| From: | Dean Rasheed <dean(dot)a(dot)rasheed(at)gmail(dot)com> |
|---|---|
| To: | Nico Williams <nico(at)cryptonector(dot)com> |
| Cc: | PostgreSQL Hackers <pgsql-hackers(at)lists(dot)postgresql(dot)org> |
| Subject: | Re: Global temporary tables |
| Date: | 2026-07-03 23:32:42 |
| Message-ID: | CAEZATCWMYVFcvzPuGDwP1T=53zUs8+E2BGGi3YZYS3nh1thRDQ@mail.gmail.com |
| Views: | Whole Thread | Raw Message | Download mbox | Resend email |
| Thread: | |
| Lists: | pgsql-hackers |
On Thu, 2 Jul 2026 at 00:20, Nico Williams <nico(at)cryptonector(dot)com> wrote:
>
> I drove Claude through a review. You can too, so there's nothing
> special to it, but I'll go over it here, with a bit of my content added,
> and hopefully y'all don't hate me for sharing LLM outputs.
Wow, we really will be out of a job in a few years :-)
Thanks for doing that!
It managed to find a lot that I'd overlooked. I'm attaching v6, with
fixes for most of those issues plus a couple more.

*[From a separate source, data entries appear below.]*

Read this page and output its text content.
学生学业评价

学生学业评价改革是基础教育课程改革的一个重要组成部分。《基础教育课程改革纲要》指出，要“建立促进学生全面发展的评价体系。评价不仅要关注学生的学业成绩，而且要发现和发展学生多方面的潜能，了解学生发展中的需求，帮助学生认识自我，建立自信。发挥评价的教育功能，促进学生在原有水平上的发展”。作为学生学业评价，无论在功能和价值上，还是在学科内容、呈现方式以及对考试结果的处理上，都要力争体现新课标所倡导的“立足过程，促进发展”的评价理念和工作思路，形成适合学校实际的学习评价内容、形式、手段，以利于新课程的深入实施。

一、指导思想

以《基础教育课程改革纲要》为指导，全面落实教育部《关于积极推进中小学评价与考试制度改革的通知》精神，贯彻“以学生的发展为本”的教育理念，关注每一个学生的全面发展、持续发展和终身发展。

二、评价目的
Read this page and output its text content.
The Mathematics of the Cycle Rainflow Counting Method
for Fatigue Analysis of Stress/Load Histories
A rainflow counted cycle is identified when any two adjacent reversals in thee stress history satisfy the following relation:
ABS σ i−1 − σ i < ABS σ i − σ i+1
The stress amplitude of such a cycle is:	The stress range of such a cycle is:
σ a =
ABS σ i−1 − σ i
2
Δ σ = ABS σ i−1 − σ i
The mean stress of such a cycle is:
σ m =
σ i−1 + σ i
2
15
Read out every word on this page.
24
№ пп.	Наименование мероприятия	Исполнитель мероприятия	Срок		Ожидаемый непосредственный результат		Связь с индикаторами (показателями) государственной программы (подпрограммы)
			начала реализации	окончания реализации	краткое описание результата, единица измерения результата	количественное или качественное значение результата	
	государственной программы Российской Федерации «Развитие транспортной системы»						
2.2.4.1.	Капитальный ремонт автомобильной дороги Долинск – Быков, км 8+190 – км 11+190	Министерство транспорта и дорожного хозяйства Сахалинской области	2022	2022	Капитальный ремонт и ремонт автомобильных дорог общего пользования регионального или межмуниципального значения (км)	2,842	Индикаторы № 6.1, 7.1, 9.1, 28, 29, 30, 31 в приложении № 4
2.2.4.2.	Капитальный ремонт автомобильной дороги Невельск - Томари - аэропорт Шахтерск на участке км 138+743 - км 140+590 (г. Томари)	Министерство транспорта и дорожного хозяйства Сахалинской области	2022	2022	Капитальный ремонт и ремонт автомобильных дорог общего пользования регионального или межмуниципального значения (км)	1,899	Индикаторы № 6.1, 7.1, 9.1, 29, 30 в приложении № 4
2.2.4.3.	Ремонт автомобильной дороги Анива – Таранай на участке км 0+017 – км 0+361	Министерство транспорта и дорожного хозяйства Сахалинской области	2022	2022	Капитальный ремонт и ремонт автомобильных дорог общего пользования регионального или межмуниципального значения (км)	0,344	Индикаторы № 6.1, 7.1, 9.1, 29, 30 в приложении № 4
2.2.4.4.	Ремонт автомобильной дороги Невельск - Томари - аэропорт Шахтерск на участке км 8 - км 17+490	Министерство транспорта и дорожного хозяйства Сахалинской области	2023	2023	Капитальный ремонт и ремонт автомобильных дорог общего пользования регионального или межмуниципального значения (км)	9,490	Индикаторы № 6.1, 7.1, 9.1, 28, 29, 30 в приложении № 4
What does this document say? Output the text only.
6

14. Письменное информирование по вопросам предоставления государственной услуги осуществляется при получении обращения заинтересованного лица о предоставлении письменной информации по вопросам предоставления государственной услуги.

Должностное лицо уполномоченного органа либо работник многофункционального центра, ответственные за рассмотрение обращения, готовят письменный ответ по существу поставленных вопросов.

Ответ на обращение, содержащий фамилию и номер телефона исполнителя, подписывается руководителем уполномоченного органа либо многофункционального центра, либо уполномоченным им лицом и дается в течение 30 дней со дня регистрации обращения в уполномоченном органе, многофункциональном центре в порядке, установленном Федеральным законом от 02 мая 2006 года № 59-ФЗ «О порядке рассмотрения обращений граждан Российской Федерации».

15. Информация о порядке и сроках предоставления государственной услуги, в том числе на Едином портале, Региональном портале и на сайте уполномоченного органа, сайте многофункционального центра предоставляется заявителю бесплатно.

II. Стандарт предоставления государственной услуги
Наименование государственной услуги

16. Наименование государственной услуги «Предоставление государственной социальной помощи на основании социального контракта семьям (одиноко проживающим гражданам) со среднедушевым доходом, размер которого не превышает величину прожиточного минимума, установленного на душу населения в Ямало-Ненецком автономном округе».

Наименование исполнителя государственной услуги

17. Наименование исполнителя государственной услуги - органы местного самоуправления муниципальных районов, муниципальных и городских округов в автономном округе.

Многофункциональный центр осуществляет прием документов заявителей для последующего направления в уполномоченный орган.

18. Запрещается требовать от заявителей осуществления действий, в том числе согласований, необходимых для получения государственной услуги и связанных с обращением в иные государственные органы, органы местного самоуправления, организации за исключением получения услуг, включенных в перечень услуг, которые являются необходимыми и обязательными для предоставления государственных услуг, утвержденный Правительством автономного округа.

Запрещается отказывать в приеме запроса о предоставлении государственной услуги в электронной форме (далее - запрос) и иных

> 1. You have an uninitialized have_gtrs in
> src/backend/commands/vacuum.c:504.
Fixed in v6
> 2. TRUNCATE on a GTT can cause corruption.
>
> Claude's description (I don't know how to evaluate this one myself):
>
> RelationSetNewRelfilenumber writes session-local freeze xids into
> shared pg_class for GTTs (relcache.c:4057-4076). Only relfilenode is
> split via SetEffective_relfilenode. relpages=0, reltuples=-1,
> relallvisible=0, relallfrozen=0, relfrozenxid=freezeXid,
> relminmxid=minmulti, relpersistence are written directly into
> classform and committed via CatalogTupleUpdate(pg_class, ...).
Yes, it needed to use the SetEffective_* methods for all those.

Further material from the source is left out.